Selain pecahan uang berwarna
biru, kami sebelumnya tak memiliki definisi lain akan angka lima puluh ribu.
Ah, tunggu. Mungkin ada satu : kami sama-sama menganggap lima puluh ribu adalah
delapan gelas minuman cincau yang menemani (lebih dari) lima jam pertemuan kami
setiap kali. Bertemu pertama kalinya di salah satu acara workshop, juga merasa memiliki
kesamaan minat pada hal yang sama, kami mengumpulkan tekad, kemudian menyatukannya.
Setelah di akhir tahun sebelumnya berhasil merampungkan sembilan puisi, sepuluh
cerita pendek, juga sebelas fiksi pendek di dalam satu sampul yang sama, kami
melangkah kembali. Mungkin hanya langkah kecil dan perlahan, namun pasti.
Saat itu pun begitu. Kami
bertemu, di antara obrolan ringan, tercetus kalimat “Kita harus bikin proyek
bareng lagi” Enam kepala, lima perempuan dan satu laki-laki, sama-sama tak melahirkan
ide baru. Buntu, suram, tak menemukan. Lalu ada satu celetukan dari hasil
candaan : “Lima Puluh Ribu!” berlanjut ada yang menyahut untuk menjadikan Lima
Puluh Ribu sebagai benang merah. Ide-ide itu datang. Berbeda, namun kami gabungkan. Dipilah dan
disatukan. Didiskusikan dan diperdebatkan. Setuju, tidak setuju. Dipilih dan
diganti sana-sini. Hingga akhirnya kami menemukan satu konsep baru yang
disetujui semua kepala.
Kami mencoba melangkah setapak
lebih berani. Mencoba konsep baru yang lebih bebas. Mendatangi tempat di mana
kami bisa bermain, dan bersenang-senang. Kisah bukan lagi dimiliki seseorang
secara utuh. Namun dibagi. Kami berbagi ruang. Kami berbagi plot dan tokoh.
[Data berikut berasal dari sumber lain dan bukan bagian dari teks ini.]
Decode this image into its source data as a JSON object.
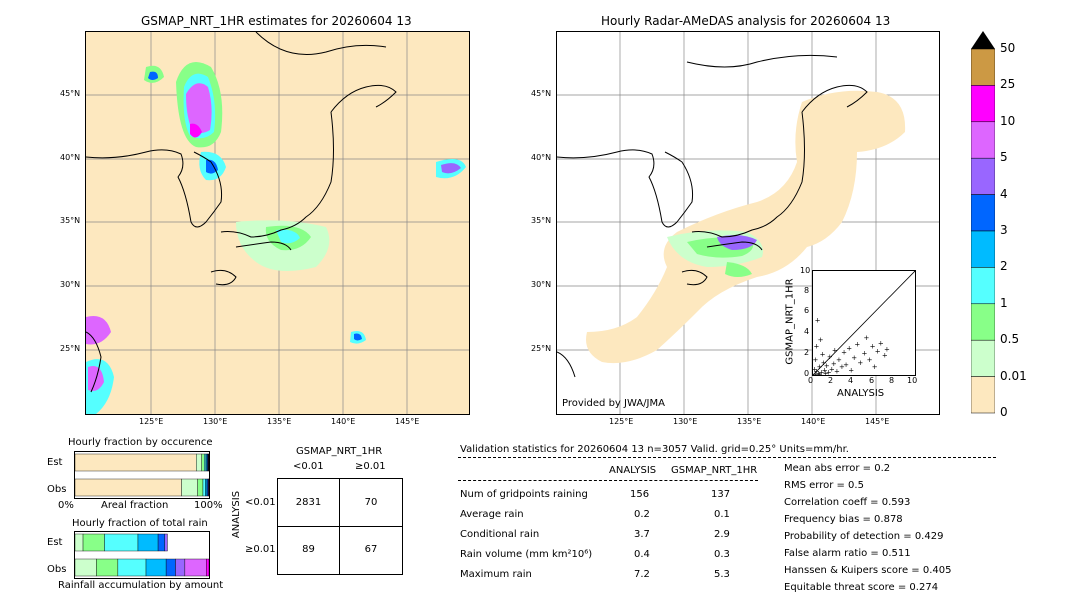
{
  "left_map": {
    "title": "GSMAP_NRT_1HR estimates for 20260604 13",
    "lon_labels": [
      "125°E",
      "130°E",
      "135°E",
      "140°E",
      "145°E"
    ],
    "lat_labels": [
      "45°N",
      "40°N",
      "35°N",
      "30°N",
      "25°N"
    ]
  },
  "right_map": {
    "title": "Hourly Radar-AMeDAS analysis for 20260604 13",
    "lon_labels": [
      "125°E",
      "130°E",
      "135°E",
      "140°E",
      "145°E"
    ],
    "lat_labels": [
      "45°N",
      "40°N",
      "35°N",
      "30°N",
      "25°N"
    ],
    "credit": "Provided by JWA/JMA"
  },
  "colorbar": {
    "labels": [
      "50",
      "25",
      "10",
      "5",
      "4",
      "3",
      "2",
      "1",
      "0.5",
      "0.01",
      "0"
    ],
    "colors": [
      "#cc9944",
      "#ff00ff",
      "#dd66ff",
      "#9966ff",
      "#0066ff",
      "#00bbff",
      "#55ffff",
      "#88ff88",
      "#ccffcc",
      "#fde8bf"
    ]
  },
  "scatter": {
    "xlabel": "ANALYSIS",
    "ylabel": "GSMAP_NRT_1HR",
    "ticks": [
      "0",
      "2",
      "4",
      "6",
      "8",
      "10"
    ]
  },
  "chart_data": [
    {
      "type": "scatter",
      "xlabel": "ANALYSIS",
      "ylabel": "GSMAP_NRT_1HR",
      "xlim": [
        0,
        10
      ],
      "ylim": [
        0,
        10
      ],
      "points": [
        [
          0.2,
          0.1
        ],
        [
          0.3,
          0.4
        ],
        [
          0.5,
          0.2
        ],
        [
          0.6,
          0.8
        ],
        [
          0.8,
          0.3
        ],
        [
          1.0,
          1.2
        ],
        [
          1.1,
          0.5
        ],
        [
          1.3,
          0.9
        ],
        [
          1.5,
          0.3
        ],
        [
          1.6,
          1.8
        ],
        [
          1.8,
          0.6
        ],
        [
          2.0,
          1.1
        ],
        [
          2.1,
          2.4
        ],
        [
          2.3,
          0.4
        ],
        [
          2.5,
          1.5
        ],
        [
          2.8,
          0.8
        ],
        [
          3.0,
          2.2
        ],
        [
          3.2,
          1.0
        ],
        [
          3.5,
          2.6
        ],
        [
          3.7,
          0.5
        ],
        [
          4.0,
          1.7
        ],
        [
          4.3,
          3.0
        ],
        [
          4.6,
          1.2
        ],
        [
          5.0,
          2.1
        ],
        [
          5.2,
          3.6
        ],
        [
          5.5,
          1.5
        ],
        [
          5.8,
          2.8
        ],
        [
          6.0,
          0.8
        ],
        [
          6.3,
          2.3
        ],
        [
          6.6,
          3.1
        ],
        [
          7.0,
          1.9
        ],
        [
          7.2,
          2.5
        ],
        [
          0.4,
          5.3
        ],
        [
          0.3,
          2.8
        ],
        [
          0.7,
          3.4
        ],
        [
          0.1,
          0.6
        ],
        [
          0.2,
          1.5
        ],
        [
          0.6,
          0.1
        ],
        [
          0.9,
          2.0
        ],
        [
          1.2,
          0.2
        ]
      ]
    },
    {
      "type": "bar",
      "title": "Hourly fraction by occurence",
      "categories": [
        "Est",
        "Obs"
      ],
      "xlabel": "Areal fraction",
      "x_tick_labels": [
        "0%",
        "100%"
      ],
      "series": [
        {
          "color": "#fde8bf",
          "values": [
            0.905,
            0.795
          ]
        },
        {
          "color": "#ccffcc",
          "values": [
            0.04,
            0.12
          ]
        },
        {
          "color": "#88ff88",
          "values": [
            0.02,
            0.04
          ]
        },
        {
          "color": "#55ffff",
          "values": [
            0.012,
            0.018
          ]
        },
        {
          "color": "#00bbff",
          "values": [
            0.008,
            0.012
          ]
        },
        {
          "color": "#0066ff",
          "values": [
            0.006,
            0.008
          ]
        },
        {
          "color": "#9966ff",
          "values": [
            0.004,
            0.004
          ]
        },
        {
          "color": "#dd66ff",
          "values": [
            0.003,
            0.002
          ]
        },
        {
          "color": "#ff00ff",
          "values": [
            0.002,
            0.001
          ]
        }
      ]
    },
    {
      "type": "bar",
      "title": "Hourly fraction of total rain",
      "categories": [
        "Est",
        "Obs"
      ],
      "xlabel": "Rainfall accumulation by amount",
      "series": [
        {
          "color": "#ccffcc",
          "values": [
            0.06,
            0.16
          ]
        },
        {
          "color": "#88ff88",
          "values": [
            0.16,
            0.16
          ]
        },
        {
          "color": "#55ffff",
          "values": [
            0.25,
            0.21
          ]
        },
        {
          "color": "#00bbff",
          "values": [
            0.15,
            0.15
          ]
        },
        {
          "color": "#0066ff",
          "values": [
            0.05,
            0.07
          ]
        },
        {
          "color": "#9966ff",
          "values": [
            0.02,
            0.07
          ]
        },
        {
          "color": "#dd66ff",
          "values": [
            0.0,
            0.16
          ]
        },
        {
          "color": "#ff00ff",
          "values": [
            0.0,
            0.02
          ]
        }
      ]
    },
    {
      "type": "table",
      "title": "GSMAP_NRT_1HR",
      "columns": [
        "<0.01",
        "≥0.01"
      ],
      "row_axis_label": "ANALYSIS",
      "rows": [
        {
          "label": "<0.01",
          "values": [
            2831,
            70
          ]
        },
        {
          "label": "≥0.01",
          "values": [
            89,
            67
          ]
        }
      ]
    }
  ],
  "contingency": {
    "header": "GSMAP_NRT_1HR",
    "col1": "<0.01",
    "col2": "≥0.01",
    "axis": "ANALYSIS",
    "row1": "<0.01",
    "row2": "≥0.01",
    "c11": "2831",
    "c12": "70",
    "c21": "89",
    "c22": "67"
  },
  "occurrence": {
    "title": "Hourly fraction by occurence",
    "est": "Est",
    "obs": "Obs",
    "xlabel": "Areal fraction",
    "x0": "0%",
    "x1": "100%"
  },
  "totalrain": {
    "title": "Hourly fraction of total rain",
    "est": "Est",
    "obs": "Obs",
    "xlabel": "Rainfall accumulation by amount"
  },
  "validation": {
    "header": "Validation statistics for 20260604 13  n=3057 Valid. grid=0.25°  Units=mm/hr.",
    "col_analysis": "ANALYSIS",
    "col_gsmap": "GSMAP_NRT_1HR",
    "rows": [
      {
        "label": "Num of gridpoints raining",
        "a": "156",
        "g": "137"
      },
      {
        "label": "Average rain",
        "a": "0.2",
        "g": "0.1"
      },
      {
        "label": "Conditional rain",
        "a": "3.7",
        "g": "2.9"
      },
      {
        "label": "Rain volume (mm km²10⁶)",
        "a": "0.4",
        "g": "0.3"
      },
      {
        "label": "Maximum rain",
        "a": "7.2",
        "g": "5.3"
      }
    ],
    "scores": [
      "Mean abs error =    0.2",
      "RMS error =    0.5",
      "Correlation coeff =  0.593",
      "Frequency bias =  0.878",
      "Probability of detection =  0.429",
      "False alarm ratio =  0.511",
      "Hanssen & Kuipers score =  0.405",
      "Equitable threat score =  0.274"
    ]
  }
}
Kisah ditulis estafet. Bahkan sang pencipta kisah di awal tak akan tahu
bagaimana kisah akan menjadi. Seorang marah-marah karena tokohnya yang ‘dihancurlebur’kan,
seorang terkejut karena mendapati ekspektasi yang berbeda, sementara sisanya
sibuk komat kamit berdoa demi undian setiap minggu untuk menentukan urutan. Bukan
berarti semua berjalan lancar-lancar saja. Proyek ini susah bagi kami. Tenggat
waktu yang rapat, genre dan gaya tulisan yang berbeda-beda, pembagian tugas
hingga ke penerbitan, ketidaksamaan persepsi, perdebatan kecil, semuanya
terkadang membuat frustasi, dan ingin berhenti. Namun ada satu yang membuat
kami terus mencoba : keinginan agar proyek ini rampung dan mampu dibaca banyak
orang nantinya.
Setelah proses menulis selesai,
kami pontang panting mengurus semua keperluannya, hingga mengatur mini
launching sendiri. Melobi kanan-kiri, demi menepatkan kelahirannya persis di
tanggal 10-11-12. Sepuluh November 2012. Lanjutan dari buku kami sebelumnya di
9-10-11. Sembilan Oktober 2011. Beruntung, banyak pihak lain yang dengan murah
hati membantu keperluan-keperluan kami. Mengembus napas lega, sore itu melaju
lancar untuk kami. Cukup banyak teman-teman yang berkenan hadir. Bukan acara
besar, memang. Namun terasa cukup bagi kami.
Hingga hari ini, jika ditanya
proyek apa yang paling mengasyikkan? Kemungkinan besar saya akan menjawab “50
Ribu”. Karena saya (dan kami) belajar banyak hal. Bagaimana melepaskan beban
ketakutan, mengenyampingkan keinginan masing-masing, menghargai satu sama lain,
menyatukan karakter yang jelas berbeda. Mereka adalah partner, juga teman.
Bahwa mungkin kelak sepuluh tahun lagi, dua puluh tahun lagi, berapapun itu,
saat kami mungkin sudah alpa atau lupa, akan ada kenangan bahwa kami pernah
melahirkan “50 Ribu” bersama.
Kadang kala ada kerinduan dari
saya untuk menemui mereka kembali di proyek-proyek baru. Namun saya memang suka
lupa. Terkadang ada beberapa hal yang mesti kami maklumi bersama. Kesibukan yang
mengikat, jarak yang semakin lebar, juga waktu yang terus terasa minus. Saya
mengatur langkah, dan membawa lembar(an) “50 Ribu” di kantong saya.